Harris argues, moreover, that Hosbawm must have been aware, as Genovese claimed, that he really was not much of a Marxist anymore, despite his claims to have been one. Harris writes, comparing Hobsbawm to Genovese:
Hobsbawm’s claim that he was a Marxist rested solely on a sentimental attachment to the delusions of his youth, and he sometimes came close to admitting as much. But a serious thinker cannot allow his youthful enthusiasm to cloud his mature judgment. Having come to realize that Marx’s End of History was an illusion, Hobsbawm should have openly confessed that Marxism, as a philosophy of history, was bankrupt. It is not simply that Hobsbawm was wrong—a serious thinker can be forgiven that—but that he was intellectually incoherent, claiming to be a Marxist while simultaneously abandoning the cardinal doctrines of Marxism. This fatal incoherence was pointed out as early as 1994 by one of Hobsbawm’s most perceptive critics, the brilliant American historian Eugene Genovese, who died at the age of 82, only a few days before Hobsbawm. What made Genovese’s critique so powerful was that he, like Hobsbawm, had begun his life as a Marxist radical, but, unlike Hobsbawm, Genovese had the fortitude of character to accept the lessons of history, instead of evading them. Indeed, Genovese’s intellectual honesty forced him not only to renounce Marxism, but to abandon progressivism altogether, a move that ended in his full conversion both to conservatism and to the Roman Catholic Church—a fact that might explain why his death was not greeted by the same outpouring of adoration from the liberal media as the death of Eric Hobsbawm.

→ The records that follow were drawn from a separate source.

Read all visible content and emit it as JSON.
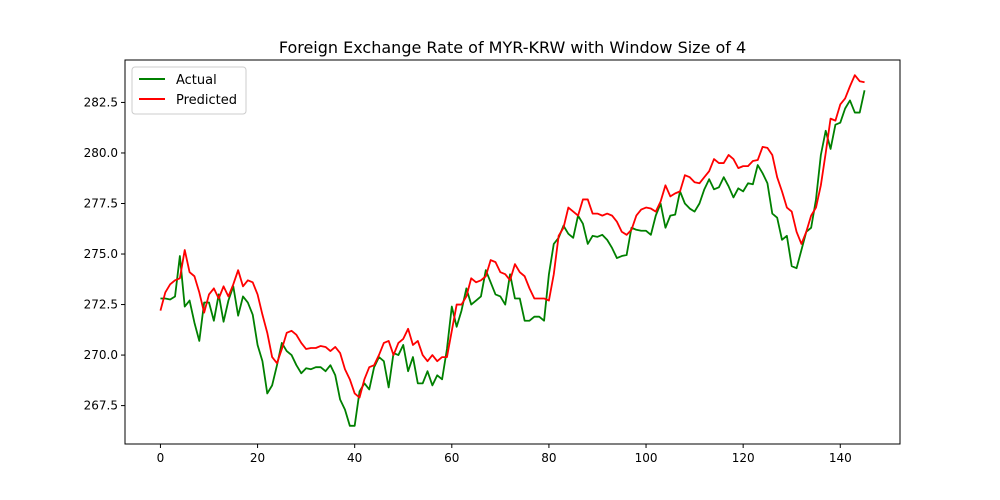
{
  "chart_data": {
    "type": "line",
    "title": "Foreign Exchange Rate of MYR-KRW with Window Size of 4",
    "xlabel": "",
    "ylabel": "",
    "xlim": [
      -7.3,
      152.3
    ],
    "ylim": [
      265.6,
      284.6
    ],
    "x_ticks": [
      0,
      20,
      40,
      60,
      80,
      100,
      120,
      140
    ],
    "x_tick_labels": [
      "0",
      "20",
      "40",
      "60",
      "80",
      "100",
      "120",
      "140"
    ],
    "y_ticks": [
      267.5,
      270.0,
      272.5,
      275.0,
      277.5,
      280.0,
      282.5
    ],
    "y_tick_labels": [
      "267.5",
      "270.0",
      "272.5",
      "275.0",
      "277.5",
      "280.0",
      "282.5"
    ],
    "grid": false,
    "legend_position": "top-left",
    "series": [
      {
        "name": "Actual",
        "color": "#008000",
        "values": [
          272.8,
          272.8,
          272.75,
          272.9,
          274.9,
          272.4,
          272.7,
          271.6,
          270.7,
          272.6,
          272.6,
          271.7,
          273.0,
          271.65,
          272.7,
          273.4,
          271.95,
          272.9,
          272.6,
          272.0,
          270.5,
          269.7,
          268.1,
          268.5,
          269.5,
          270.6,
          270.2,
          270.0,
          269.5,
          269.1,
          269.35,
          269.3,
          269.4,
          269.4,
          269.2,
          269.5,
          269.0,
          267.8,
          267.3,
          266.5,
          266.5,
          268.2,
          268.6,
          268.3,
          269.4,
          269.9,
          269.7,
          268.4,
          270.1,
          270.0,
          270.5,
          269.2,
          269.9,
          268.6,
          268.6,
          269.2,
          268.5,
          269.0,
          268.8,
          270.3,
          272.4,
          271.4,
          272.2,
          273.3,
          272.5,
          272.7,
          272.9,
          274.2,
          273.6,
          273.0,
          272.9,
          272.5,
          274.0,
          272.8,
          272.8,
          271.7,
          271.7,
          271.9,
          271.9,
          271.7,
          274.0,
          275.5,
          275.8,
          276.4,
          276.0,
          275.8,
          276.9,
          276.5,
          275.5,
          275.9,
          275.85,
          275.95,
          275.7,
          275.3,
          274.8,
          274.9,
          274.95,
          276.3,
          276.2,
          276.15,
          276.15,
          275.95,
          276.9,
          277.5,
          276.3,
          276.9,
          276.95,
          278.1,
          277.5,
          277.25,
          277.1,
          277.5,
          278.2,
          278.7,
          278.2,
          278.3,
          278.8,
          278.35,
          277.8,
          278.25,
          278.1,
          278.5,
          278.45,
          279.4,
          279.0,
          278.5,
          277.0,
          276.8,
          275.7,
          275.9,
          274.4,
          274.3,
          275.2,
          276.1,
          276.3,
          277.7,
          279.9,
          281.1,
          280.2,
          281.4,
          281.5,
          282.2,
          282.6,
          282.0,
          282.0,
          283.1
        ]
      },
      {
        "name": "Predicted",
        "color": "#ff0000",
        "values": [
          272.2,
          273.1,
          273.5,
          273.7,
          273.8,
          275.2,
          274.1,
          273.9,
          273.1,
          272.1,
          273.0,
          273.3,
          272.8,
          273.4,
          272.9,
          273.5,
          274.2,
          273.4,
          273.7,
          273.6,
          273.0,
          272.0,
          271.1,
          269.9,
          269.6,
          270.3,
          271.1,
          271.2,
          271.0,
          270.6,
          270.3,
          270.35,
          270.35,
          270.45,
          270.4,
          270.2,
          270.4,
          270.1,
          269.3,
          268.8,
          268.1,
          267.9,
          268.8,
          269.4,
          269.5,
          270.0,
          270.6,
          270.7,
          270.0,
          270.6,
          270.8,
          271.3,
          270.5,
          270.7,
          270.0,
          269.7,
          270.0,
          269.7,
          269.9,
          269.9,
          271.2,
          272.5,
          272.5,
          272.9,
          273.8,
          273.6,
          273.7,
          273.9,
          274.7,
          274.6,
          274.1,
          274.0,
          273.7,
          274.5,
          274.1,
          273.9,
          273.3,
          272.8,
          272.8,
          272.8,
          272.7,
          274.0,
          275.9,
          276.3,
          277.3,
          277.1,
          276.9,
          277.7,
          277.7,
          277.0,
          277.0,
          276.9,
          277.0,
          276.9,
          276.6,
          276.1,
          275.95,
          276.2,
          276.9,
          277.2,
          277.3,
          277.25,
          277.1,
          277.6,
          278.4,
          277.85,
          278.0,
          278.1,
          278.9,
          278.8,
          278.55,
          278.5,
          278.8,
          279.1,
          279.7,
          279.5,
          279.5,
          279.9,
          279.7,
          279.25,
          279.35,
          279.35,
          279.6,
          279.65,
          280.3,
          280.25,
          279.9,
          278.8,
          278.1,
          277.3,
          277.1,
          276.1,
          275.5,
          276.1,
          276.9,
          277.3,
          278.4,
          280.0,
          281.7,
          281.6,
          282.4,
          282.7,
          283.3,
          283.85,
          283.55,
          283.5
        ]
      }
    ]
  }
}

He notes that in praising Hosbawm, Genovese in his review favorably cited the works of Vilfredo Pareto, the 20th century social theorist whose work was always “anathema” to Marxists and whose belief in a “circulation of elites” that continue to rule the social order directly contradicts the entire Marxist paradigm. So if Hobsbawm secretly thought Pareto was right, as Genoevese believed, Harris concludes that Hobsbawm should have “had the courage to come out of his closet, to admit disillusionment with Marxism, and to recognize the folly behind the myth of inevitable human progress.”

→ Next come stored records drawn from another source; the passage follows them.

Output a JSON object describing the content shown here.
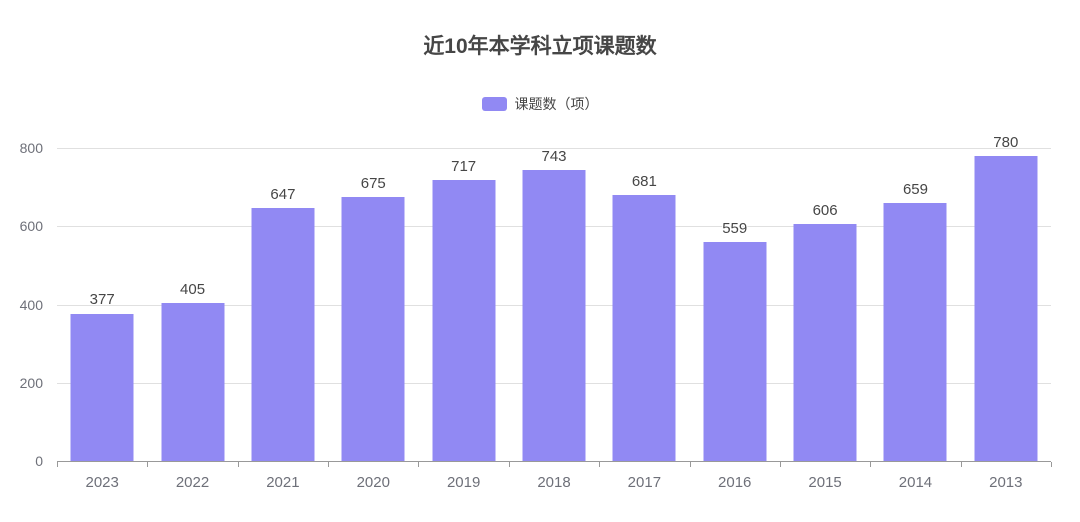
{
  "chart_data": {
    "type": "bar",
    "title": "近10年本学科立项课题数",
    "legend": {
      "label": "课题数（项）",
      "position": "top"
    },
    "categories": [
      "2023",
      "2022",
      "2021",
      "2020",
      "2019",
      "2018",
      "2017",
      "2016",
      "2015",
      "2014",
      "2013"
    ],
    "series": [
      {
        "name": "课题数（项）",
        "values": [
          377,
          405,
          647,
          675,
          717,
          743,
          681,
          559,
          606,
          659,
          780
        ]
      }
    ],
    "xlabel": "",
    "ylabel": "",
    "ylim": [
      0,
      800
    ],
    "yticks": [
      0,
      200,
      400,
      600,
      800
    ],
    "grid": true,
    "value_labels": true
  },
  "colors": {
    "bar": "#9189f3",
    "title_text": "#464646",
    "value_label_text": "#464646",
    "axis_label_text": "#6e7079",
    "gridline": "#e0e0e0",
    "axis_line": "#999999",
    "background": "#ffffff"
  }
}
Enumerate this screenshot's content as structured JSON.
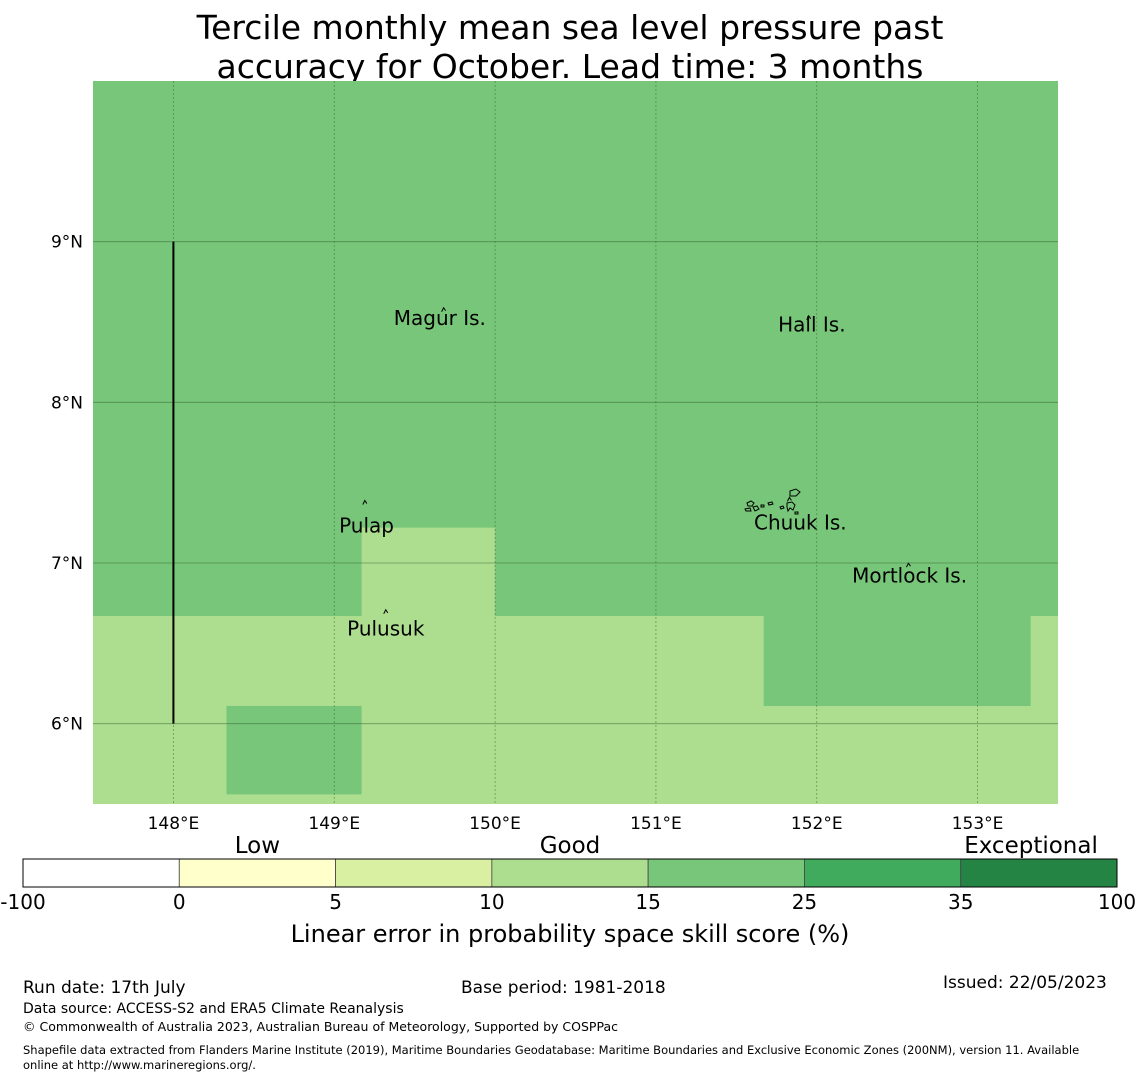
{
  "title": {
    "line1": "Tercile monthly mean sea level pressure past",
    "line2": "accuracy for October. Lead time: 3 months"
  },
  "map": {
    "lon_range": [
      147.5,
      153.5
    ],
    "lat_range": [
      5.5,
      10.0
    ],
    "lon_ticks": [
      {
        "value": 148,
        "label": "148°E"
      },
      {
        "value": 149,
        "label": "149°E"
      },
      {
        "value": 150,
        "label": "150°E"
      },
      {
        "value": 151,
        "label": "151°E"
      },
      {
        "value": 152,
        "label": "152°E"
      },
      {
        "value": 153,
        "label": "153°E"
      }
    ],
    "lat_ticks": [
      {
        "value": 9,
        "label": "9°N"
      },
      {
        "value": 8,
        "label": "8°N"
      },
      {
        "value": 7,
        "label": "7°N"
      },
      {
        "value": 6,
        "label": "6°N"
      }
    ],
    "gridlines": true,
    "skill_regions": [
      {
        "lon": [
          147.5,
          153.5
        ],
        "lat": [
          5.5,
          10.0
        ],
        "category": "15-25",
        "color": "#78c679"
      },
      {
        "lon": [
          147.5,
          153.5
        ],
        "lat": [
          5.5,
          6.67
        ],
        "category": "10-15",
        "color": "#addd8e"
      },
      {
        "lon": [
          149.17,
          150.0
        ],
        "lat": [
          6.67,
          7.22
        ],
        "category": "10-15",
        "color": "#addd8e"
      },
      {
        "lon": [
          151.67,
          153.33
        ],
        "lat": [
          6.11,
          6.67
        ],
        "category": "15-25",
        "color": "#78c679"
      },
      {
        "lon": [
          148.33,
          149.17
        ],
        "lat": [
          5.56,
          6.11
        ],
        "category": "15-25",
        "color": "#78c679"
      }
    ],
    "boundary_line": {
      "lon": 148.0,
      "lat": [
        6.0,
        9.0
      ]
    },
    "places": [
      {
        "name": "Magur Is.",
        "lon": 149.68,
        "lat": 8.57,
        "label_lon": 149.37,
        "label_lat": 8.48
      },
      {
        "name": "Hall Is.",
        "lon": 151.95,
        "lat": 8.52,
        "label_lon": 151.76,
        "label_lat": 8.44
      },
      {
        "name": "Pulap",
        "lon": 149.19,
        "lat": 7.37,
        "label_lon": 149.03,
        "label_lat": 7.19
      },
      {
        "name": "Chuuk Is.",
        "lon": 151.83,
        "lat": 7.39,
        "label_lon": 151.61,
        "label_lat": 7.21
      },
      {
        "name": "Mortlock Is.",
        "lon": 152.57,
        "lat": 6.98,
        "label_lon": 152.22,
        "label_lat": 6.88
      },
      {
        "name": "Pulusuk",
        "lon": 149.32,
        "lat": 6.69,
        "label_lon": 149.08,
        "label_lat": 6.55
      }
    ]
  },
  "colorbar": {
    "categories": [
      {
        "label": "Low",
        "position": 1.5
      },
      {
        "label": "Good",
        "position": 3.5
      },
      {
        "label": "Exceptional",
        "position": 6.45
      }
    ],
    "segments": [
      {
        "color": "#ffffff"
      },
      {
        "color": "#ffffcc"
      },
      {
        "color": "#d9f0a3"
      },
      {
        "color": "#addd8e"
      },
      {
        "color": "#78c679"
      },
      {
        "color": "#41ab5d"
      },
      {
        "color": "#238443"
      }
    ],
    "tick_labels": [
      "-100",
      "0",
      "5",
      "10",
      "15",
      "25",
      "35",
      "100"
    ],
    "label": "Linear error in probability space skill score (%)"
  },
  "footer": {
    "run_date": "Run date: 17th July",
    "base_period": "Base period: 1981-2018",
    "issued": "Issued: 22/05/2023",
    "data_source": "Data source: ACCESS-S2 and ERA5 Climate Reanalysis",
    "copyright": "© Commonwealth of Australia 2023, Australian Bureau of Meteorology, Supported by COSPPac",
    "shapefile_line1": "Shapefile data extracted from Flanders Marine Institute (2019), Maritime Boundaries Geodatabase: Maritime Boundaries and Exclusive Economic Zones (200NM), version 11. Available",
    "shapefile_line2": "online at http://www.marineregions.org/."
  }
}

Had he done that, however, Hobsbawm would not have had the continuing love of the Western Left which extended from Tony Blair of the center-left in Britain to Eric Foner of the Marxist Left in the United States. Indeed, he would have found himself isolated and scorned in polite academic and left-liberal circles, and been ignored or savagely attacked in the way Eugene Genovese was in his last years.